The long-term goal of this research program is to continue to elucidate the underlying mechanism for impaired pulmonary gas exchange during general anesthesia. The specific goal of this project is to test the hypothesis that anesthetic agents a ' erect pulmonary resistance by a number of mechanisms. Pulmonary resistance is not only determined by the pressure loss along the airways (airway resistance), but also to a large extent by the pressure loss caused by the pressure-volume hysteresis of lung tissue (tissue resistance). We propose to test the hypothesis that anesthetics alter in humans both airway resistance and tissue resistance (specific aim 1). The tissue resistance could be altered by an effect of anesthetics on the function of the surfactant, the smooth muscles of the airways or alveolar ducts or a combination of these effects. If anesthetics had an effect on alveolar duct smooth muscles, pulmonary gas exchange may be affected, because the smooth muscles in the alveolar ducts may keep alveolar septa tense. If anesthetics were to relax these fibers, previously tense alveolar septa may slacken, thus decreasing the surface to volume ratio in the lung.
In specific aim 1 we will also determine whether N20 has an effect on airway resistance.
In specific aim 2 we will examine the hypothesis that volatile anesthetics inhibit airway smooth muscle constriction by reducing activity in nerves innervating the muscle, by direct effects on the smooth muscle cell, and by effects on airway epithelial function.

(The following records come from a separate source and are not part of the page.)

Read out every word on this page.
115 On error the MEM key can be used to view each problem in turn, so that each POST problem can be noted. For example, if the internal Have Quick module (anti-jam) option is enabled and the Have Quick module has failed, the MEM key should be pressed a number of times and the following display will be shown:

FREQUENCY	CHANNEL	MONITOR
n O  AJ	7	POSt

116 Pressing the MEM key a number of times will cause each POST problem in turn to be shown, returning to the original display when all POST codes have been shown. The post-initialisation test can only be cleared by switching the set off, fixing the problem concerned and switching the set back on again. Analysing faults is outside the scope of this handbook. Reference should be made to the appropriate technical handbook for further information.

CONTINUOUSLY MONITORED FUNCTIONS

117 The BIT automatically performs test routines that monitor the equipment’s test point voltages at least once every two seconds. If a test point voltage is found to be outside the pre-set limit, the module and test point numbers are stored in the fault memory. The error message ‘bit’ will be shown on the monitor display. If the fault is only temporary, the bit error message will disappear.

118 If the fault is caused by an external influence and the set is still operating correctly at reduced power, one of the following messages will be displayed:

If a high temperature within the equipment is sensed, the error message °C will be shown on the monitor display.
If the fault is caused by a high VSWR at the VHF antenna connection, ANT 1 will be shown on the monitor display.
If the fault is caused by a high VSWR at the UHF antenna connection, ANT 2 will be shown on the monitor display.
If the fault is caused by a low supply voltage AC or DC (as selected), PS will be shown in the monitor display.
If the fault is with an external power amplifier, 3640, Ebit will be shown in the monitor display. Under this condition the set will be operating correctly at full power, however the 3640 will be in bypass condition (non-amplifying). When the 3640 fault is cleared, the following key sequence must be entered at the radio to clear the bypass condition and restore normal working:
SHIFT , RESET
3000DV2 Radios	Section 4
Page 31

This aim addresses two previously unappreciated but important points. First, distinguishing between neurally-mediated and direct effects of anesthetics on the airways is important because in vivo airway smooth muscle may be constricted by both reflex and direct stimuli. For example, laryngeal irritation caused by an endotracheal tube may constrict the airways predominantly by a reflex mechanism. Conversely, humoral mediators released in response to an immunologic stimulus or during asthma may directly affect the airway smooth muscle cell. Secondly, if anesthetics affect epithelial function, then the response of patients with damaged airway epithelium (such as asthmatics) to volatile anesthetics may be altered. In the third specific aim we will test the hypothesis that injectable anesthetic agents attenuate hypocapnic bronchoconstriction in dogs. Attenuation of the hypocapnic bronchoconstriction may result in a loss of airway response to differences in regional P(CO2). This may cause increased VA/Q mismatch during anesthesia. We wish to test our hypothesis that injectable anesthetics may interfere less with hypocapnic bronchoconstriction than volatile anesthetics.